NFR Project: “Ace in the Hole”
Dir: Billy Wilder
Scr: Billy Wilder, Lesser Samuels, Walter Newman
Pho: Charles Lang
Ed: Doane Harrison, Arthur P. Schmidt
Premiere: June 14, 1951
111 min.
In 1949, director/screenwriter Billy Wilder’s long and highly successful collaboration with screenwriter Charles Brackett ended. Together, they created classics such Ninotchka, Ball of Fire, The Lost Weekend, and Sunset Boulevard. His first project after the end of their partnership was this film, a corrosive and cynical examination of the American way of life. It failed at the box office; however, it stands up today as a great film – albeit one that’s relentlessly downbeat.
The film’s premise is based on the famous 1925 incident of Floyd Collins, whose fatal entrapment in a Kentucky cave prompted a media frenzy and won the reporter covering the event a Pulitzer Prize. Here the setting is New Mexico, and the reporter in question is Chuck Tatum (Kirk Douglas), a cynical and opportunistic newsman who’s been fired from 11 different papers and finds himself washed up with a job at the Albuquerque Sun-Bulletin.
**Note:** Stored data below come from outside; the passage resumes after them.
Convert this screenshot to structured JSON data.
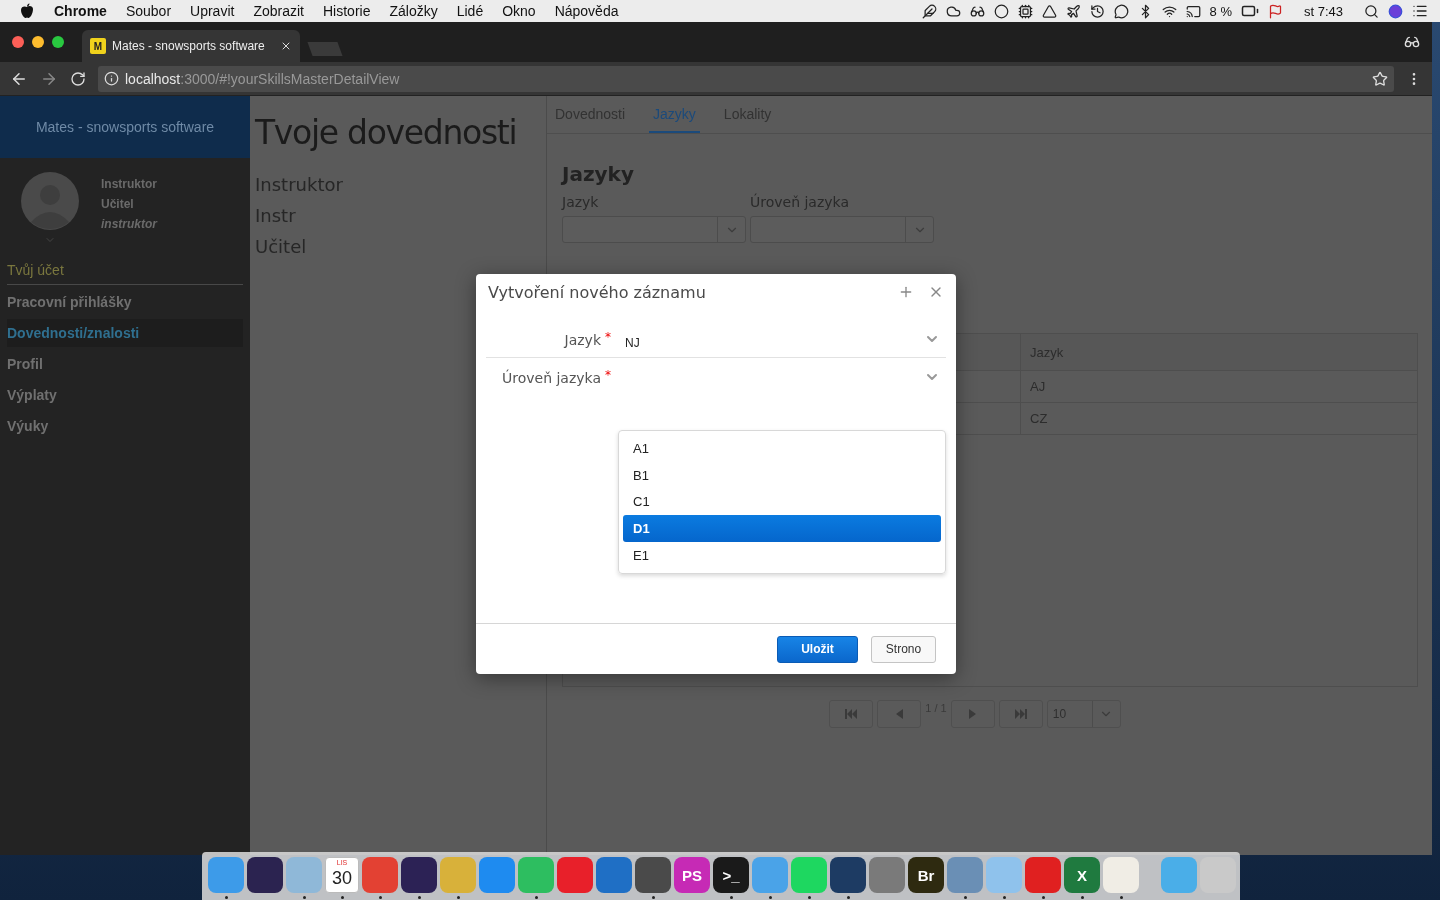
{
  "menu_bar": {
    "app": "Chrome",
    "items": [
      "Soubor",
      "Upravit",
      "Zobrazit",
      "Historie",
      "Záložky",
      "Lidé",
      "Okno",
      "Nápověda"
    ],
    "battery": "8 %",
    "clock": "st 7:43"
  },
  "browser": {
    "tab": {
      "favicon": "M",
      "title": "Mates - snowsports software"
    },
    "url_host": "localhost",
    "url_path": ":3000/#!yourSkillsMasterDetailView"
  },
  "sidebar": {
    "brand": "Mates - snowsports software",
    "user_lines": [
      {
        "text": "Instruktor",
        "kind": "name"
      },
      {
        "text": "Učitel",
        "kind": "name"
      },
      {
        "text": "instruktor",
        "kind": "role"
      }
    ],
    "section": "Tvůj účet",
    "items": [
      {
        "label": "Pracovní přihlášky",
        "selected": false
      },
      {
        "label": "Dovednosti/znalosti",
        "selected": true
      },
      {
        "label": "Profil",
        "selected": false
      },
      {
        "label": "Výplaty",
        "selected": false
      },
      {
        "label": "Výuky",
        "selected": false
      }
    ]
  },
  "page": {
    "title": "Tvoje dovednosti",
    "lines": [
      "Instruktor",
      "Instr",
      "Učitel"
    ]
  },
  "panel": {
    "tabs": [
      {
        "label": "Dovednosti",
        "selected": false
      },
      {
        "label": "Jazyky",
        "selected": true
      },
      {
        "label": "Lokality",
        "selected": false
      }
    ],
    "heading": "Jazyky",
    "filters": [
      {
        "label": "Jazyk"
      },
      {
        "label": "Úroveň jazyka"
      }
    ],
    "table": {
      "columns": [
        "Jazyk"
      ],
      "rows": [
        [
          "AJ"
        ],
        [
          "CZ"
        ]
      ]
    },
    "pagination": {
      "page": "1 / 1",
      "page_size": "10"
    }
  },
  "dialog": {
    "title": "Vytvoření nového záznamu",
    "fields": [
      {
        "label": "Jazyk",
        "required_mark": "*",
        "value": "NJ"
      },
      {
        "label": "Úroveň jazyka",
        "required_mark": "*"
      }
    ],
    "options": [
      {
        "label": "A1",
        "selected": false
      },
      {
        "label": "B1",
        "selected": false
      },
      {
        "label": "C1",
        "selected": false
      },
      {
        "label": "D1",
        "selected": true
      },
      {
        "label": "E1",
        "selected": false
      }
    ],
    "buttons": [
      {
        "label": "Uložit",
        "kind": "primary"
      },
      {
        "label": "Strono",
        "kind": "secondary"
      }
    ]
  },
  "dock": {
    "items": [
      {
        "kind": "app",
        "color": "#3d9be9",
        "running": true
      },
      {
        "kind": "app",
        "color": "#2b2350",
        "running": false
      },
      {
        "kind": "app",
        "color": "#8fb8d8",
        "running": true
      },
      {
        "kind": "calendar",
        "color": "#ffffff",
        "running": true,
        "month": "LIS",
        "text": "30"
      },
      {
        "kind": "app",
        "color": "#e34133",
        "running": true
      },
      {
        "kind": "app",
        "color": "#2c2255",
        "running": true
      },
      {
        "kind": "app",
        "color": "#d8b13a",
        "running": true
      },
      {
        "kind": "app",
        "color": "#1e8bf0",
        "running": false
      },
      {
        "kind": "app",
        "color": "#2dbe60",
        "running": true
      },
      {
        "kind": "app",
        "color": "#e8202a",
        "running": false
      },
      {
        "kind": "app",
        "color": "#1f6fc5",
        "running": false
      },
      {
        "kind": "app",
        "color": "#4a4a4a",
        "running": true
      },
      {
        "kind": "app",
        "color": "#c62ab5",
        "running": false,
        "text": "PS"
      },
      {
        "kind": "app",
        "color": "#1a1a1a",
        "running": true,
        "text": ">_"
      },
      {
        "kind": "app",
        "color": "#4aa3e8",
        "running": true
      },
      {
        "kind": "app",
        "color": "#1ed760",
        "running": true
      },
      {
        "kind": "app",
        "color": "#1d3b63",
        "running": true
      },
      {
        "kind": "app",
        "color": "#7a7a7a",
        "running": false
      },
      {
        "kind": "app",
        "color": "#2e2a10",
        "running": false,
        "text": "Br"
      },
      {
        "kind": "app",
        "color": "#6a8fb5",
        "running": true
      },
      {
        "kind": "app",
        "color": "#8fc2ec",
        "running": true
      },
      {
        "kind": "app",
        "color": "#e02020",
        "running": true
      },
      {
        "kind": "app",
        "color": "#1f7a3f",
        "running": true,
        "text": "X"
      },
      {
        "kind": "app",
        "color": "#f0ede5",
        "running": true
      },
      {
        "kind": "separator"
      },
      {
        "kind": "app",
        "color": "#4aaee8",
        "running": false
      },
      {
        "kind": "app",
        "color": "#c9c9c9",
        "running": false
      }
    ]
  }
}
Tatum prays for a story that will send him back into the limelight. He gets his prayer answered when pothunter Leo Minosa gets trapped in a cave-in at the site of an ancient cliff dwelling. Tatum sees the value in exploiting the story immediately. He befriends Leo, makes a deal with the crooked sheriff to cement a monopoly on the story, and begins to pump out copy.
Soon thousands of the curious are drawn to the site. Tatum deliberately delays the rescue operations so that he can make more of the story. He convinces Leo’s slatternly wife (Jan Sterling) to play the part of the bereaved spouse. Soon Leo’s roadside cantina and store starts raking in the bucks. Admission is charged to visit the site. A carnival sets up. Musicians make up songs about Leo, and people flock to buy the sheet music. The out-of-town papers struggle to get the story, but Tatum has a lock on it, quitting the Sun-Bulletin and making $1,000 a day. Everyone around poor Leo is on the take; Tatum is the ringleader. It is implied that he sleeps with Leo’s wife.
But then Leo sickens. The delayed rescue operation won’t get to him in time to save his life. Tatum gets into a fight with Leo’s wife, who stabs him with a pair of scissors. Tatum, wounded, fetches a priest, who administers the last rites to Leo. Tatum lets the story go and Leo dies. Everyone else gets the scoop but Tatum, and he is fired. The crowd disperses; all that is left is a trash-strewn roadside. Tatum goes back to the Sun-Bulletin, where collapses and dies.
Wilder’s take on American society is blatantly caustic. Everyone is out for their own interests. Death and danger are merely ways to attract the gruesome public’s disgusting, vulturous attention. Everything is reduced to the simple equation – what will sell the most newspapers? Douglas is ruthlessly energetic as Tatum. Character actor Porter Hall has his greatest role as the publisher with a conscience.
Nobody liked Wilder’s blunt assessment of the behavior of the masses and the news game. Later decades would bring a reevaluation of the work, acknowledging it as an unvarnished pan of American culture.